Uma transformação de olhar para uma população que, ao longo dos anos, recebeu vários estigmas é o que propõe o livro «A rua em transe: territórios relacionais e a política dos afetos entre pessoas em situação de rua”. Lançado em 2013, a obra do professor do Programa de Pós-Graduação em Política Social e Direitos Humanos da Universidade Católica de Pelotas (UCPel), Tiago Lemões, ganha uma segunda e atualizada edição pela editora porto-alegrense Fi.
A temática acompanha a sua carreira enquanto pesquisador desde a graduação em História, quando conheceu a professora Cláudia Turra Magri, responsável por desenvolver estudos com pessoas em situação de rua no Brasil e na França. Sob sua orientação, Tiago abordou a relação desses indivíduos com os alimentos recebidos por meio de doações no seu Trabalho de Conclusão de Curso (TCC).
“Fui a campo com a ideia de exclusão social na cabeça, pois se escuta muito que as pessoas em situação de rua são sujeitos que se desvincularam do emprego, da família, dos amigos, sendo sozinhos e nômades”, conta o professor. Porém, o que presenciou na prática foi justamente o contrário: o desenvolvimento de relações afetivas no ambiente das ruas.
Tiago conta que uma situação em especial mudou sua percepção. Foi quando um rapaz de 19 anos pediu para que tirasse uma fotografia na companhia de seu irmão. O pesquisador, prontamente, questionou o fato do jovem ter um irmão, uma vez que havia confessado ser filho único. “É meu irmão de rua”, respondeu. Essa frase serviu como despertar para as investigações deste território relacional quase imperceptível.
Na sequência, durante oito meses, o pesquisador entrevistou 32 pessoas em situação de rua para sua dissertação do Mestrado em Ciências Sociais. “Entrava na fila para pegar comida, sentava na calçada com eles, voltava de madrugada para casa, escrevia diários de campo…”, relata.
Identificou uma dinâmica de relações e até mesmo de família, na qual faz surgir os títulos de “mãe de rua”, “pai de rua” e “irmão de rua”. São laços de compreensão e lealdade desenvolvidos ao longo de vários anos de convivência entre aqueles que não possuem uma moradia tradicional.
Tais vínculos surgem com a família de origem que os visita, voluntários de organizações religiosas, trabalhadores noturnos, moradores de residências próximas e demais pessoas que não possuem preconceitos. “Tem-se, então, uma quebra da ideia de que estão vagando pelas ruas”, diz o pesquisador. Estão, na verdade, se estruturando enquanto indivíduos em seu ambiente.
Atualização
Sete anos depois, a nova edição da obra ganha uma atualização de conteúdo.
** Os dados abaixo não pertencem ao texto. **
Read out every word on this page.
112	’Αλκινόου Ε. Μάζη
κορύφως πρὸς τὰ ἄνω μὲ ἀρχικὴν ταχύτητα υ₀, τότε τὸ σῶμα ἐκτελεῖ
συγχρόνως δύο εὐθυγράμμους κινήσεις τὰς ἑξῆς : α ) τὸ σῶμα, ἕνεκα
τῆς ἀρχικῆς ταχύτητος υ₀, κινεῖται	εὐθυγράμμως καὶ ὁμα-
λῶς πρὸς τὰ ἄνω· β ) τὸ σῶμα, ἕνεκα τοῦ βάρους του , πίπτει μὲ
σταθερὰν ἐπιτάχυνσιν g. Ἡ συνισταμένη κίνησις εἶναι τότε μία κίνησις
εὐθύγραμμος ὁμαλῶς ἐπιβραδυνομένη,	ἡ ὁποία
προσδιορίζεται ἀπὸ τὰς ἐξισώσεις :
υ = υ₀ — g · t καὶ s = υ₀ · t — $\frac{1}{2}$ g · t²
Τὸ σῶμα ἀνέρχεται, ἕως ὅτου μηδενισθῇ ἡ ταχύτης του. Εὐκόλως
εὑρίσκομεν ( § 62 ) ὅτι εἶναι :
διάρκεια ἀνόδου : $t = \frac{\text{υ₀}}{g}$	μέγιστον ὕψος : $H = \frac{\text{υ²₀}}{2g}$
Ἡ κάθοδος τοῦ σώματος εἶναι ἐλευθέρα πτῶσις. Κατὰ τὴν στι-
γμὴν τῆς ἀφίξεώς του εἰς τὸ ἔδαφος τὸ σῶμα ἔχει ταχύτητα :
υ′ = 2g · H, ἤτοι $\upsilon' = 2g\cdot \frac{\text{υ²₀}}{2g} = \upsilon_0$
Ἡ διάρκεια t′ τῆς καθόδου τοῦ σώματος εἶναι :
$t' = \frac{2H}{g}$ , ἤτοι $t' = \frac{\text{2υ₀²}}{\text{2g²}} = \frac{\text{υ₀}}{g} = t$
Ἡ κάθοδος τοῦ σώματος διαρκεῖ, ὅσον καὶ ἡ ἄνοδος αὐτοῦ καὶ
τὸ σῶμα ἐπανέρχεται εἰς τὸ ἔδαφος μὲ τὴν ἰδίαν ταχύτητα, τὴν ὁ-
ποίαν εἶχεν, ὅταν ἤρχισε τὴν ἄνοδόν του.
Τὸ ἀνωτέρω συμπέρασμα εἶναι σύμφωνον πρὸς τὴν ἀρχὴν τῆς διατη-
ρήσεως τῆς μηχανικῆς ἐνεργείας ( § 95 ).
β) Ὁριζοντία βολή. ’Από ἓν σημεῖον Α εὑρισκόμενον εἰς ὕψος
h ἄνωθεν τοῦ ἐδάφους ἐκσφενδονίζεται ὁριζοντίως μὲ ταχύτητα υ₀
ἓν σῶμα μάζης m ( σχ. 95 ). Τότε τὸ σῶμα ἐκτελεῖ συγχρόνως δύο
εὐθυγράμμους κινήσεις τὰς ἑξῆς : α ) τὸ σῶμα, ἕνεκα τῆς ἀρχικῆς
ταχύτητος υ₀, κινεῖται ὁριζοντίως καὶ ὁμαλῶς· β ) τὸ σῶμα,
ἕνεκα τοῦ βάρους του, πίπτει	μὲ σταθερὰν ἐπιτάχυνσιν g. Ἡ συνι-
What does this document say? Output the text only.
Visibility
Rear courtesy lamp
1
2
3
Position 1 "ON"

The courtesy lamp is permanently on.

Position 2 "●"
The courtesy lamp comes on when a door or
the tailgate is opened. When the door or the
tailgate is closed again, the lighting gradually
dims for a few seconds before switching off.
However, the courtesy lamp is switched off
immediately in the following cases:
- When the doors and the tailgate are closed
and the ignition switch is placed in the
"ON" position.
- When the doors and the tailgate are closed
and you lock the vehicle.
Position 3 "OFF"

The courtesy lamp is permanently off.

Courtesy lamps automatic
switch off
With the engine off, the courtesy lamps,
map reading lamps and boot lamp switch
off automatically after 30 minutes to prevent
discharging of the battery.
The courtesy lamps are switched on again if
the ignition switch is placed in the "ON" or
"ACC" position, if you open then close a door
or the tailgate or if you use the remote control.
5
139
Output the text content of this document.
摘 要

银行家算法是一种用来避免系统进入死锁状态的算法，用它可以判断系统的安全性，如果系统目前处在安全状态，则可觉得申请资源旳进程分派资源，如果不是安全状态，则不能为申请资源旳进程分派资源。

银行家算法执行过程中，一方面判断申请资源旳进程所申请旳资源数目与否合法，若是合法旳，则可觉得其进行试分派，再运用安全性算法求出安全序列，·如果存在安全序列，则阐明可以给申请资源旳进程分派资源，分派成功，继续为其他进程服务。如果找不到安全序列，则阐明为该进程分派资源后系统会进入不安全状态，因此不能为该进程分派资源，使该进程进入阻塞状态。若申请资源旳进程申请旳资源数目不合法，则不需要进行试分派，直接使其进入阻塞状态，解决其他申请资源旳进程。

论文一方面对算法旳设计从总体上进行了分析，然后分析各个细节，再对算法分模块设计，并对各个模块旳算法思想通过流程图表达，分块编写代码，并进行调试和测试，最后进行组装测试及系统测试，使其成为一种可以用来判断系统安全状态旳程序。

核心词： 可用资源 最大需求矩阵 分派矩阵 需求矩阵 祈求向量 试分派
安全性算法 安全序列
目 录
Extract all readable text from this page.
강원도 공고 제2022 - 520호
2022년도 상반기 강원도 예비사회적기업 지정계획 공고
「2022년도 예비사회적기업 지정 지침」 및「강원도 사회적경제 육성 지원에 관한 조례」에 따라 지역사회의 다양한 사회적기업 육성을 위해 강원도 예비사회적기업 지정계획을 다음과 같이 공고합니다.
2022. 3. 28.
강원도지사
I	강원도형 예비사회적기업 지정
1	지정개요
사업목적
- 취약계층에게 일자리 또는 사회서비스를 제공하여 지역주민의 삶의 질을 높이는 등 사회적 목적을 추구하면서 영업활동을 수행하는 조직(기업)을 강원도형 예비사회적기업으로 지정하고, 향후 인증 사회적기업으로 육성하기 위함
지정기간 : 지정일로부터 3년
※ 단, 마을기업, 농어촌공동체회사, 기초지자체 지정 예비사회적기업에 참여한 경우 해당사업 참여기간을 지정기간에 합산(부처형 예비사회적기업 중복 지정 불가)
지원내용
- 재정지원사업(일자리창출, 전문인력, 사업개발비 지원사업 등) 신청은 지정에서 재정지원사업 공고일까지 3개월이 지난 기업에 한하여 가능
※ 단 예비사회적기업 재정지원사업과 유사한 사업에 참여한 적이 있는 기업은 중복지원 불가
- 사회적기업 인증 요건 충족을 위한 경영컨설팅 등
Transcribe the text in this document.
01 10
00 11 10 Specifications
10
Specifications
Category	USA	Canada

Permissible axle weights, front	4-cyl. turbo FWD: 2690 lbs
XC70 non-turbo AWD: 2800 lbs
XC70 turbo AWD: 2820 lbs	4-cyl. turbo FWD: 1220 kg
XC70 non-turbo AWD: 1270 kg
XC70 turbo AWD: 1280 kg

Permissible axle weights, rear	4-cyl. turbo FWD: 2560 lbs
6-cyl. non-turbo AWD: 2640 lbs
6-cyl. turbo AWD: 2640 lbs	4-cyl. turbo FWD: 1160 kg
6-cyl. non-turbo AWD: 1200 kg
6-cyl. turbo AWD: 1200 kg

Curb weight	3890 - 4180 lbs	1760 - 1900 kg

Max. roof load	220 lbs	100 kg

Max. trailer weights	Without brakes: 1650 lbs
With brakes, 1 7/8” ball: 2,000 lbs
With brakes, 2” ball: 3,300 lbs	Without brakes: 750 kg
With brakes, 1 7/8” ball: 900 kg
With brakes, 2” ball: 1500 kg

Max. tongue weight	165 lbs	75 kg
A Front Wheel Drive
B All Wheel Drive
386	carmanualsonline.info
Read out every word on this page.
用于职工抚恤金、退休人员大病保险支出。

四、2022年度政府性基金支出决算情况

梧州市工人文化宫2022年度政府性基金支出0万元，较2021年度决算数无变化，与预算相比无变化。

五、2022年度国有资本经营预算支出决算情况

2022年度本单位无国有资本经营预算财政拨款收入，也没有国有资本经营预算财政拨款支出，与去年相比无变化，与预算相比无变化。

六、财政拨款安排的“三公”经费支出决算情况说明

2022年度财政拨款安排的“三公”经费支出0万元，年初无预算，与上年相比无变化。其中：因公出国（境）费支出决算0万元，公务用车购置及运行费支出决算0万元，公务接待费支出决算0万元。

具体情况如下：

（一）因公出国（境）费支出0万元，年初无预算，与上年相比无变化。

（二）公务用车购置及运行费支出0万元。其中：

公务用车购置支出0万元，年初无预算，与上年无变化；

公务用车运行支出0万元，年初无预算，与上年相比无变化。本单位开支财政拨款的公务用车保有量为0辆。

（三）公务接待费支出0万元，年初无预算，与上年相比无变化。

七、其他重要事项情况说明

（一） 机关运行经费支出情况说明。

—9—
O autor conta que sintetizou algumas passagens e acrescentou autores e perspectivas mais recentes sobre o tema. Inclusive, análises sobre o engajamento político das pessoas em situação de rua.
Essa abordagem é fruto de uma aproximação com a Antropologia, campo do conhecimento que estimula o pesquisador a usufruir de uma vivência direta com o objeto de estudo. Neste sentido, Tiago recentemente concluiu o Doutorado em Antropologia na Universidade Federal do Rio Grande do Sul (UFRGS), abordando os direitos sociais das pessoas em situação de rua.
Leia
O livro “A rua em transe: territórios relacionais e a política dos afetos entre pessoas em situação de rua” possui 147 páginas e está disponível no site da editora tanto na versão impressa quanto em PDF para download gratuito.